Die NZZ schreibt über die Reunion von Led Zeppelin:
„Die Rocklegende lebt: Led Zeppelin ist 27 Jahre nach Auflösung der Band auf die Bühne zurückgekehrt. Das Konzert in der Londoner O2 Arena wurde am Montagabend zu einer gigantischen Fete zwischen Hype und Nostalgie.“

In der Zeit heisst es hingegen über das Comeback:
„Warum sind Led Zeppelin einmalig? Da ist ihr krachender Sound. Wer sich bei „Rock’n’roll“ zu nah an die Lautsprecher wagte, dem haben die Drums von John Bonham das Trommelfell weggeblasen.“

Während im ersten Artikel die Rocklegende als solches gemeint ist, impliziert der zweite Textausschnitt die einzelnen Bandmitglieder. Welcher von beiden Fällen zutrifft, ist für natürlich oftmals Ermessensfrage.

Das Grundproblem ist offensichtlich: Wie die Uno oder der FCZ ist auch eine Band eine Einheit, die sich aus mehreren Individuen zusammensetzt. Während wir jedoch bei Organisationen und Vereinen stets den bestimmten Artikel verwenden, und deshalb automatisch im Singular konjugieren, fällt bei (singularen) Bandnamen der Artikel weg, was uns das Konjugieren von Verben nach Namen wie Cream erschwert. Eindeutiger ist die Sache hingegen bei Bandnamen, die per se im Plural stehen. Von den Beatles sprechen wir wie auch die Briten und die Amerikaner immer im Plural.
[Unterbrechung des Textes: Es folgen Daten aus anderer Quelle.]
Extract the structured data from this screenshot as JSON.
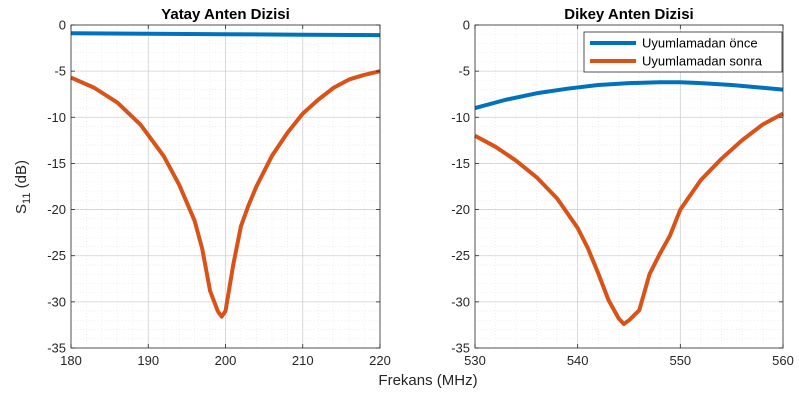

Schaut man sich Wikipedia-Einträge zu deutschen Bandnamen genauer an, zeigt sich, dass die Konjugation des Verbs in der Satzstellung „XY ist/sind eine Rock-Band“ tatsächlich in erster Linie davon abhängt, ob der Bandname im Singular oder im Plural steht:

Silbermond ist eine deutsche Pop-Rock-Band aus Bautzen in Sachsen.
Kante ist eine Musikband aus Hamburg, die 1995 gegründet wurde.
Aber:
Die Ärzte sind eine deutschsprachige Punk-Rockband aus Berlin.
Die Goldenen Zitronen sind eine Punkband aus Hamburg.

Wiki-Einträge zu englischen Bandnamen bestätigen diesen Befund:

Kiss ist eine US-amerikanische Hard-Rock-Band, gegründet 1973 in New York.
The Velvet Underground (VU) war eine experimentelle Rockband […].

Aber:
The Strokes sind eine US-amerikanische Rockband aus New York.
Die Sex Pistols sind eine der bekanntesten englischen Punk-Bands.

Abschliessend lässt sich also folgende Faustregel festhalten:

Verben nach pluralen Bandnamen sind immer im Plural zu konjugieren.
Verben nach singularen Bandnamen sind grundsätzlich im Singular zu konjugieren, sofern man die Gruppe als Einheit und nicht die einzelnen Bandmitglieder impliziert.

Weil es sich beim englischen Wort Navel um ein Nomen im Singular handelt und die Band Navel als Einheit für den Basler Pop-Preis nominiert wurde, müsste es also richtigerweise heissen: „Navel ist für den Basler Pop-Preis nominiert“. Klingt aber auch irgendwie seltsam, nicht?

> Leserfragen an: Dr. Pop(ät)78s.ch

Eine Reaktion

  1. #1 Patrik

    12:56 Uhr, 11.11.2009, Link

    Korrektur: Silbermond ist eine deutsche Schlager-Band aus Bautzen in Sachsen.